Slash-reeks bewijst wederom waarde

In de boeken uit de Slash-reeks komt een jongere aan het woord met een bijzonder verhaal. De boeken in deze reeks, verzonnen door Edward van den Vendel omdat hij meer over actuele onderwerpen in de jeugdliteratuur wilde lezen, zijn voor het overgrote gedeelte gebaseerd op echte levens. Anna Woltz, die zelf op haar vijftiende al columns schreef voor de Volkskrant, interviewde voor Meisje van Mars de uit Limburg afkomstige Vicky Janssen zeven keer over haar leven.

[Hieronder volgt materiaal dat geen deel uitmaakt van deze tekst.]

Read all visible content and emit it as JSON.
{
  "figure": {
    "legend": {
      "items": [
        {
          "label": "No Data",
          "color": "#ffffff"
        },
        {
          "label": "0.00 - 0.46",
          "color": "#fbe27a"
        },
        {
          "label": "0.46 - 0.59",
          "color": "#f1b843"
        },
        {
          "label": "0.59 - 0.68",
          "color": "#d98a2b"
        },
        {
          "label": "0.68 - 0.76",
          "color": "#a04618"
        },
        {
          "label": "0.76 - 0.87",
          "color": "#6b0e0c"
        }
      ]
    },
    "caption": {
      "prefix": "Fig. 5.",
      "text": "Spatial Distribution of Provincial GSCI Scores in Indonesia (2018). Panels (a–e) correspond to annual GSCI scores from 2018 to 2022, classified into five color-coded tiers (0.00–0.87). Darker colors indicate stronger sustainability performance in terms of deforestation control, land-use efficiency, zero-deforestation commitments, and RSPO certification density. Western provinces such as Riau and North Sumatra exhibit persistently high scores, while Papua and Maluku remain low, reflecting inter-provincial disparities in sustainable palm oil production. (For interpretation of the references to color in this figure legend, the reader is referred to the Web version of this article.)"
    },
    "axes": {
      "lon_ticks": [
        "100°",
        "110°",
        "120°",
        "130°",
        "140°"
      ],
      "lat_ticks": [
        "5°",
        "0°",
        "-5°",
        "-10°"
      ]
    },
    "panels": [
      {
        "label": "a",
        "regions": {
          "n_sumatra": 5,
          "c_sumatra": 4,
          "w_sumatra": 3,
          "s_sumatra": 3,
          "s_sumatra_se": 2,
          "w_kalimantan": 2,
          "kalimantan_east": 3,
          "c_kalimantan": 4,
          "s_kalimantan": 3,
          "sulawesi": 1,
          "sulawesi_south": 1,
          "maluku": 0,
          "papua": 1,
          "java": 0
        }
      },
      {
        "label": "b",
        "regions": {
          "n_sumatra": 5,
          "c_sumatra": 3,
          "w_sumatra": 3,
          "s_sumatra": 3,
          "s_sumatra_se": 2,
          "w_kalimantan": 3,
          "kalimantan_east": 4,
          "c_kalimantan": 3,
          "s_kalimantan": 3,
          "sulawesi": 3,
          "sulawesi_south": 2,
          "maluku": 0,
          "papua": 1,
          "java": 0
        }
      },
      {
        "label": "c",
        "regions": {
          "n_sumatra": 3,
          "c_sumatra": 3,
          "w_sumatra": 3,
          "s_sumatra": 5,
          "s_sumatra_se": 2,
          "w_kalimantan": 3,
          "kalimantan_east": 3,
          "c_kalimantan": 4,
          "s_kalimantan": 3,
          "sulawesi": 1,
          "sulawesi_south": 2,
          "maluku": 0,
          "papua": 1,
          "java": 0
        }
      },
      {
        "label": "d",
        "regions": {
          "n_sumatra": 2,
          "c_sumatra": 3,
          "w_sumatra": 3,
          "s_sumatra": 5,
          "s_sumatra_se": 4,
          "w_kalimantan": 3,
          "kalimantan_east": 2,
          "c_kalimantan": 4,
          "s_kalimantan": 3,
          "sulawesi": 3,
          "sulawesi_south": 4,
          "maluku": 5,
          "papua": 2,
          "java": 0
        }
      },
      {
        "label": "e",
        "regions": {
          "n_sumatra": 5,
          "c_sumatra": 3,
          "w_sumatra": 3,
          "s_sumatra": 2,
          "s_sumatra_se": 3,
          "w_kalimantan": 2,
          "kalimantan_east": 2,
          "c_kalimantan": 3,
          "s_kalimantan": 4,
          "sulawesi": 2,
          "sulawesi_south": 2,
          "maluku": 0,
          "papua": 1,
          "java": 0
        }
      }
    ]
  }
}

Vicky weet al vanaf haar derde dat ze eigenlijk een meisje was en in Meisje van Mars vertelt ze haar verhaal. In het nawoord van Anna Woltz staat als antwoord op de vraag of Vicky ook in therapie is geweest: ‘Dit is mijn therapie. Ik vertel nog één keer mijn levensverhaal, en dan is het klaar.’

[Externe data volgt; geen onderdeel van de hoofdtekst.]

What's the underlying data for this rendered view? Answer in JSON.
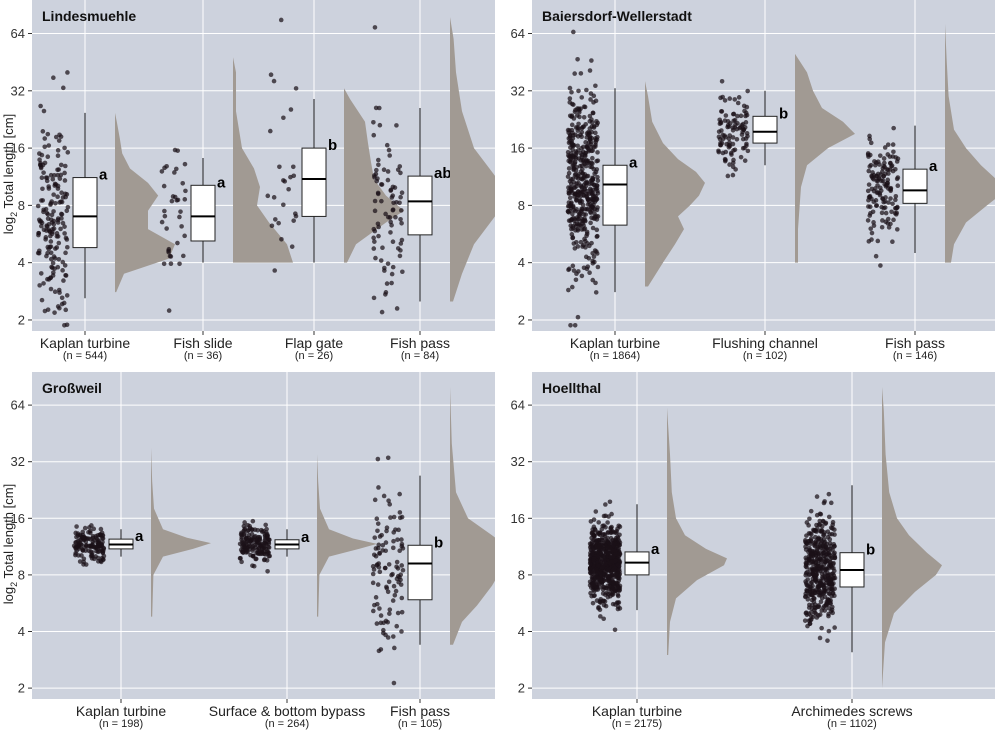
{
  "colors": {
    "panel_bg": "#cdd2dd",
    "grid": "#ffffff",
    "points": "#1b1118",
    "violin": "#a19a93",
    "box_fill": "#ffffff",
    "box_stroke": "#222222"
  },
  "y_axis": {
    "label_prefix": "log",
    "label_sub": "2",
    "label_suffix": " Total length [cm]"
  },
  "chart_data": [
    {
      "type": "box",
      "title": "Lindesmuehle",
      "ylim": [
        1.75,
        96
      ],
      "yticks": [
        2,
        4,
        8,
        16,
        32,
        64
      ],
      "groups": [
        {
          "name": "Kaplan turbine",
          "n": "(n = 544)",
          "min": 2.6,
          "q1": 4.8,
          "median": 7.0,
          "q3": 11.2,
          "max": 24.5,
          "letter": "a",
          "count": 180,
          "density": [
            [
              2.8,
              0.02
            ],
            [
              3.5,
              0.15
            ],
            [
              4.2,
              0.9
            ],
            [
              5.0,
              1.0
            ],
            [
              6.0,
              0.55
            ],
            [
              7.5,
              0.55
            ],
            [
              9.0,
              0.72
            ],
            [
              10.5,
              0.55
            ],
            [
              12.5,
              0.25
            ],
            [
              15,
              0.12
            ],
            [
              18,
              0.08
            ],
            [
              22,
              0.03
            ],
            [
              24.5,
              0.0
            ]
          ]
        },
        {
          "name": "Fish slide",
          "n": "(n = 36)",
          "min": 4.0,
          "q1": 5.2,
          "median": 7.0,
          "q3": 10.2,
          "max": 14.2,
          "letter": "a",
          "count": 36,
          "density": [
            [
              4.0,
              1.0
            ],
            [
              5.0,
              0.9
            ],
            [
              6.5,
              0.6
            ],
            [
              8.0,
              0.4
            ],
            [
              10,
              0.45
            ],
            [
              12.5,
              0.35
            ],
            [
              16,
              0.15
            ],
            [
              25,
              0.05
            ],
            [
              40,
              0.05
            ],
            [
              48,
              0.0
            ]
          ]
        },
        {
          "name": "Flap gate",
          "n": "(n = 26)",
          "min": 4.0,
          "q1": 7.0,
          "median": 11.0,
          "q3": 16.0,
          "max": 29.0,
          "letter": "b",
          "count": 26,
          "density": [
            [
              4.0,
              0.05
            ],
            [
              5.0,
              0.2
            ],
            [
              6.5,
              0.7
            ],
            [
              7.5,
              1.0
            ],
            [
              9,
              0.7
            ],
            [
              11,
              0.5
            ],
            [
              13.5,
              0.45
            ],
            [
              17,
              0.4
            ],
            [
              22,
              0.35
            ],
            [
              29,
              0.1
            ],
            [
              33,
              0.0
            ]
          ]
        },
        {
          "name": "Fish pass",
          "n": "(n = 84)",
          "min": 2.5,
          "q1": 5.6,
          "median": 8.4,
          "q3": 11.4,
          "max": 26.0,
          "letter": "ab",
          "count": 84,
          "density": [
            [
              2.5,
              0.05
            ],
            [
              3.5,
              0.2
            ],
            [
              5,
              0.4
            ],
            [
              7,
              0.75
            ],
            [
              9,
              1.0
            ],
            [
              12,
              0.7
            ],
            [
              16,
              0.4
            ],
            [
              25,
              0.2
            ],
            [
              40,
              0.1
            ],
            [
              60,
              0.06
            ],
            [
              78,
              0.0
            ]
          ]
        }
      ]
    },
    {
      "type": "box",
      "title": "Baiersdorf-Wellerstadt",
      "ylim": [
        1.75,
        96
      ],
      "yticks": [
        2,
        4,
        8,
        16,
        32,
        64
      ],
      "groups": [
        {
          "name": "Kaplan turbine",
          "n": "(n = 1864)",
          "min": 2.8,
          "q1": 6.3,
          "median": 10.3,
          "q3": 13.0,
          "max": 33.0,
          "letter": "a",
          "count": 450,
          "density": [
            [
              3.0,
              0.05
            ],
            [
              4.0,
              0.3
            ],
            [
              5,
              0.5
            ],
            [
              6,
              0.65
            ],
            [
              7,
              0.55
            ],
            [
              8,
              0.75
            ],
            [
              9,
              0.9
            ],
            [
              10.5,
              1.0
            ],
            [
              12,
              0.85
            ],
            [
              14,
              0.55
            ],
            [
              17,
              0.3
            ],
            [
              22,
              0.12
            ],
            [
              30,
              0.05
            ],
            [
              36,
              0.0
            ]
          ]
        },
        {
          "name": "Flushing channel",
          "n": "(n = 102)",
          "min": 13.0,
          "q1": 17.0,
          "median": 19.5,
          "q3": 23.5,
          "max": 32.0,
          "letter": "b",
          "count": 102,
          "density": [
            [
              4,
              0.05
            ],
            [
              6,
              0.05
            ],
            [
              10,
              0.1
            ],
            [
              13,
              0.2
            ],
            [
              16,
              0.55
            ],
            [
              19,
              1.0
            ],
            [
              22,
              0.8
            ],
            [
              26,
              0.45
            ],
            [
              32,
              0.3
            ],
            [
              40,
              0.2
            ],
            [
              50,
              0.0
            ]
          ]
        },
        {
          "name": "Fish pass",
          "n": "(n = 146)",
          "min": 4.5,
          "q1": 8.2,
          "median": 9.6,
          "q3": 12.4,
          "max": 21.0,
          "letter": "a",
          "count": 146,
          "density": [
            [
              4,
              0.1
            ],
            [
              5,
              0.15
            ],
            [
              6.5,
              0.35
            ],
            [
              8,
              0.7
            ],
            [
              9.5,
              1.0
            ],
            [
              11,
              0.85
            ],
            [
              13,
              0.6
            ],
            [
              16,
              0.35
            ],
            [
              20,
              0.15
            ],
            [
              30,
              0.06
            ],
            [
              45,
              0.03
            ],
            [
              72,
              0.0
            ]
          ]
        }
      ]
    },
    {
      "type": "box",
      "title": "Großweil",
      "ylim": [
        1.75,
        96
      ],
      "yticks": [
        2,
        4,
        8,
        16,
        32,
        64
      ],
      "groups": [
        {
          "name": "Kaplan turbine",
          "n": "(n = 198)",
          "min": 10.0,
          "q1": 11.0,
          "median": 11.6,
          "q3": 12.4,
          "max": 14.0,
          "letter": "a",
          "count": 140,
          "density": [
            [
              4.8,
              0.02
            ],
            [
              8,
              0.04
            ],
            [
              10,
              0.2
            ],
            [
              11,
              0.7
            ],
            [
              11.8,
              1.0
            ],
            [
              12.6,
              0.6
            ],
            [
              14,
              0.2
            ],
            [
              18,
              0.05
            ],
            [
              25,
              0.02
            ],
            [
              38,
              0.0
            ]
          ]
        },
        {
          "name": "Surface & bottom bypass",
          "n": "(n = 264)",
          "min": 10.0,
          "q1": 11.0,
          "median": 11.6,
          "q3": 12.3,
          "max": 14.0,
          "letter": "a",
          "count": 160,
          "density": [
            [
              4.8,
              0.02
            ],
            [
              8,
              0.04
            ],
            [
              10,
              0.2
            ],
            [
              11,
              0.7
            ],
            [
              11.7,
              1.0
            ],
            [
              12.5,
              0.6
            ],
            [
              14,
              0.2
            ],
            [
              18,
              0.05
            ],
            [
              25,
              0.02
            ],
            [
              35,
              0.0
            ]
          ]
        },
        {
          "name": "Fish pass",
          "n": "(n = 105)",
          "min": 3.4,
          "q1": 5.9,
          "median": 9.2,
          "q3": 11.5,
          "max": 27.0,
          "letter": "b",
          "count": 105,
          "density": [
            [
              3.4,
              0.05
            ],
            [
              4.5,
              0.2
            ],
            [
              5.5,
              0.45
            ],
            [
              7,
              0.7
            ],
            [
              9,
              0.9
            ],
            [
              11,
              1.0
            ],
            [
              13,
              0.7
            ],
            [
              16,
              0.3
            ],
            [
              22,
              0.1
            ],
            [
              40,
              0.03
            ],
            [
              80,
              0.0
            ]
          ]
        }
      ]
    },
    {
      "type": "box",
      "title": "Hoellthal",
      "ylim": [
        1.75,
        96
      ],
      "yticks": [
        2,
        4,
        8,
        16,
        32,
        64
      ],
      "groups": [
        {
          "name": "Kaplan turbine",
          "n": "(n = 2175)",
          "min": 5.2,
          "q1": 8.0,
          "median": 9.3,
          "q3": 10.6,
          "max": 19.0,
          "letter": "a",
          "count": 650,
          "density": [
            [
              3.0,
              0.02
            ],
            [
              4.5,
              0.05
            ],
            [
              6,
              0.15
            ],
            [
              7.5,
              0.5
            ],
            [
              9,
              0.95
            ],
            [
              9.8,
              1.0
            ],
            [
              11,
              0.65
            ],
            [
              13,
              0.3
            ],
            [
              16,
              0.15
            ],
            [
              22,
              0.08
            ],
            [
              35,
              0.05
            ],
            [
              62,
              0.0
            ]
          ]
        },
        {
          "name": "Archimedes screws",
          "n": "(n = 1102)",
          "min": 3.1,
          "q1": 6.9,
          "median": 8.5,
          "q3": 10.5,
          "max": 24.0,
          "letter": "b",
          "count": 420,
          "density": [
            [
              2.0,
              0.0
            ],
            [
              3.5,
              0.05
            ],
            [
              5,
              0.2
            ],
            [
              6.5,
              0.55
            ],
            [
              8,
              0.9
            ],
            [
              9,
              1.0
            ],
            [
              10.5,
              0.75
            ],
            [
              13,
              0.45
            ],
            [
              16,
              0.25
            ],
            [
              22,
              0.12
            ],
            [
              35,
              0.06
            ],
            [
              60,
              0.03
            ],
            [
              80,
              0.0
            ]
          ]
        }
      ]
    }
  ]
}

Wanneer je Meisje van Mars leest, merk je weer hoe gewend je bent aan een rond verhaal met lijnen die allemaal een betekenis hebben. Dit boek wijkt daar van af en daar moet je even aan wennen. Het boek gaat over een leven, een echt leven, een leven waarin mensen komen en gaan en waarin sommige personen dus maar op een paar pagina’s voorkomen. Woltz weet het levensverhaal van Vicky Janssen, in het boek heet ze uiteindelijk Evy, op indringende wijze op papier te zetten.

Ze gebruikt korte zinnen, hanteert een heldere taal en draait niet om de lichamelijke feiten heen zonder dat ze al te expliciet wordt. Ze benoemt de fysieke details, beschrijft de operaties, maar ze weet de grens tussen die feiten en sensatiezucht goed te bewaken.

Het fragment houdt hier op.